Plus Sefala vieillissait, plus elle assaillit son père de questions sur la ségrégation raciale visible dans leur quartier : « Pourquoi est-ce comme ça ?
Aujourd’hui, à 28 ans, elle contribue à faire quelque chose. Aux côtés des informaticiens Nyalleng Moorosi et Timnit Gebru du Distributed AI Research Institute (DAIR), à but non lucratif, que Gebru a créé en 2021, elle déploie des outils de vision par ordinateur et des images satellite pour analyser les impacts de la ségrégation raciale dans le logement, avec l’espoir ultime que leur travail contribuera à inverser la tendance.
« Nous constatons toujours que la vie des communautés auparavant marginalisées ne s’améliore pas », déclare Sefala. Même si elle n’a jamais été en vie pendant le régime de l’apartheid, elle a néanmoins été affectée par son terrible héritage durable : « C’est tout simplement très inégal, très frustrant. »
En Afrique du Sud, le recensement gouvernemental classe les banlieues et les townships les plus riches, une création de l’apartheid et généralement peuplés de Noirs, comme des « quartiers résidentiels formels ». Ce recensement est utilisé pour répartir les dépenses publiques, et lorsqu’elles sont regroupées avec des zones plus riches, les townships sont en fait cachés, excluant de manière disproportionnée les personnes qui y vivent de l’accès à des ressources telles que les services de santé, les centres d’éducation et les espaces verts. Ce problème est communément appelé apartheid spatial.
Sefala et son équipe ont passé les trois dernières années à créer un ensemble de données cartographiant les townships afin d’étudier l’évolution des quartiers en termes de population et de taille. L’espoir est que cela pourrait les aider à voir si la vie des habitants des townships s’est améliorée ou non depuis la dissolution légale de l’apartheid.
Ils l’ont fait en collectant des millions d’images satellite des neuf provinces d’Afrique du Sud et des données géospatiales du gouvernement qui montrent l’emplacement des différents quartiers et bâtiments à travers le pays. Ils ont ensuite utilisé toutes ces données pour former des modèles d’apprentissage automatique et créer un système d’IA capable de qualifier des zones spécifiques de terrains riches, non riches, non résidentiels ou vacants.

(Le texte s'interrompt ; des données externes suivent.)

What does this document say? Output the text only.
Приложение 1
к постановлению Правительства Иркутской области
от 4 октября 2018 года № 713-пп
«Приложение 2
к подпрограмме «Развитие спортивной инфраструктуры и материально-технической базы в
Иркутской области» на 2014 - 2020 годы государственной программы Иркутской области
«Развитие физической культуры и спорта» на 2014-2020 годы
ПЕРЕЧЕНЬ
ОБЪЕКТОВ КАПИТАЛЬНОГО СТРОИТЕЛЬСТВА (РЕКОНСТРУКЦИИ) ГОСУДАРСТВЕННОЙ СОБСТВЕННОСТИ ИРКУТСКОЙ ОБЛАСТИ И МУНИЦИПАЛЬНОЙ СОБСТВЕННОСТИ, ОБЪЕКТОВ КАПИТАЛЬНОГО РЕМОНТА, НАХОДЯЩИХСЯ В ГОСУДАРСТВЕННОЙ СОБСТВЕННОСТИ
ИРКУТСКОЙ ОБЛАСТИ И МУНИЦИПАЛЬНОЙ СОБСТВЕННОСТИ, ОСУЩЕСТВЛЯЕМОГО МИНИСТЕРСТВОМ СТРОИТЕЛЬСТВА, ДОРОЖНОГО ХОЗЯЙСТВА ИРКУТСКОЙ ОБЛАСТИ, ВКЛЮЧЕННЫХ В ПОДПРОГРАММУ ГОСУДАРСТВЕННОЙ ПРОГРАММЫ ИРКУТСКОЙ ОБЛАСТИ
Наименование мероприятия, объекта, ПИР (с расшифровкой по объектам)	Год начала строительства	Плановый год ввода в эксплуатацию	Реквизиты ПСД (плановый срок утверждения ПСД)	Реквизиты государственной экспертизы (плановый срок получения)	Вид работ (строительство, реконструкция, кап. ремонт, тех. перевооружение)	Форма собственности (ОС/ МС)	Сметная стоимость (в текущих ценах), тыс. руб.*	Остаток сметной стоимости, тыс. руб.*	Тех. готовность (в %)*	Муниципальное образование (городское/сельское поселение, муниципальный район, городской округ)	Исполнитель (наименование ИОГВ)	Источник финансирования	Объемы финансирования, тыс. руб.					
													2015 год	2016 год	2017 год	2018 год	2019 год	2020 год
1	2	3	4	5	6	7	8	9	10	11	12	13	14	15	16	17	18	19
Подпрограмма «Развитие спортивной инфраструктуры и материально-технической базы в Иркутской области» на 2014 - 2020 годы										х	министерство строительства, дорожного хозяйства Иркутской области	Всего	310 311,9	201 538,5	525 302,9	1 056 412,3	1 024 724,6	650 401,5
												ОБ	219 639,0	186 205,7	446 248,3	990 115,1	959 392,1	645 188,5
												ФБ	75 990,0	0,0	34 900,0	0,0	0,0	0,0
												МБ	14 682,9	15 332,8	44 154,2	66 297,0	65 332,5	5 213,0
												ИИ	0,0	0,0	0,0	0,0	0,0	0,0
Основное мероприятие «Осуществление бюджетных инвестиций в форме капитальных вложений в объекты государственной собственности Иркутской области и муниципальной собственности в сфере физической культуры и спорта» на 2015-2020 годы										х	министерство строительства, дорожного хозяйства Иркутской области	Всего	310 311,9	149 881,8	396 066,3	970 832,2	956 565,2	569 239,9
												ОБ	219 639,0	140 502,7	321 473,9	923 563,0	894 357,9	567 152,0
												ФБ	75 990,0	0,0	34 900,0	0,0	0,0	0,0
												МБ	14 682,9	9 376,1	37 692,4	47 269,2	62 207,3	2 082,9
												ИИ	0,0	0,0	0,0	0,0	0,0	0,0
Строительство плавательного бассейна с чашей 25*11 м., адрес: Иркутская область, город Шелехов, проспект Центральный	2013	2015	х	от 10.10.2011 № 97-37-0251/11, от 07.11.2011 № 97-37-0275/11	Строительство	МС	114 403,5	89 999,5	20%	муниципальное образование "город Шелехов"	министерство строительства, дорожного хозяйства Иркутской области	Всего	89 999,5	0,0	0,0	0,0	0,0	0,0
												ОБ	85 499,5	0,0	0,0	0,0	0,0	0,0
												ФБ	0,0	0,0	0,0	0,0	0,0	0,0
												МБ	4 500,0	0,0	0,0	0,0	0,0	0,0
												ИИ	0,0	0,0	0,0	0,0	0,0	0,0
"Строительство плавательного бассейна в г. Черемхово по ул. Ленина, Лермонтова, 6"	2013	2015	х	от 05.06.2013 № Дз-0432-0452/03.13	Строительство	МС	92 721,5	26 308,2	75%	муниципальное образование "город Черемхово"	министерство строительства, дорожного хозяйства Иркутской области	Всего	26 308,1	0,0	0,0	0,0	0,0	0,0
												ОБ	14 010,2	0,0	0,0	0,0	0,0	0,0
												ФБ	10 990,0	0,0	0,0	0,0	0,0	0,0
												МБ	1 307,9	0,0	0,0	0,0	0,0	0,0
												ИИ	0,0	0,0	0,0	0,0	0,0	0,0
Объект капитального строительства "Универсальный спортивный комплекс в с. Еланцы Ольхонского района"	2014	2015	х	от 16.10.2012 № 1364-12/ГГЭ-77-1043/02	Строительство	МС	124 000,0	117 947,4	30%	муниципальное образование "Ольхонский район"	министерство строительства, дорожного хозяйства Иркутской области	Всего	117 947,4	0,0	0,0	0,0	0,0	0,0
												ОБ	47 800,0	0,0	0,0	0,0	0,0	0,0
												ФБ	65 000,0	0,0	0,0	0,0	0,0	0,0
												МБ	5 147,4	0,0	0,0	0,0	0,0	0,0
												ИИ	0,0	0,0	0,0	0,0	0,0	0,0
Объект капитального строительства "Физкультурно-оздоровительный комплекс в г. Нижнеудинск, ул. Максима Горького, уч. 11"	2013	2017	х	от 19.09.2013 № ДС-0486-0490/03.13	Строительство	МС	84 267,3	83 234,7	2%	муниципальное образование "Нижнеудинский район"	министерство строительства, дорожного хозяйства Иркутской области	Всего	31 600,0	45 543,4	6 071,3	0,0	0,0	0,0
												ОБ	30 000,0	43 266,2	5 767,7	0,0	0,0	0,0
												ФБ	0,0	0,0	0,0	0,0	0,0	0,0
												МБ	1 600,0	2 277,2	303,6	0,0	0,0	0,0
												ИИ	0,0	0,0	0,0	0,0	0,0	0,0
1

En 2021, ils ont découvert que plus de 70 % des terres sud-africaines étaient vacantes et combien moins de terres étaient allouées aux townships qu’aux banlieues. C’était une confirmation des inégalités auxquelles ils s’attendaient, mais la quantité stupéfiante de terres vacantes les a quand même surpris, explique Sefala.
Ils partagent désormais l’ensemble des données avec des chercheurs et des institutions de service public, notamment des organisations à but non lucratif et civiques qui travaillent à identifier les terrains susceptibles d’être utilisés pour les services publics et le logement. DAIR prévoit de rendre l’ensemble de données gratuit et accessible sur son site Web à partir du 2 février.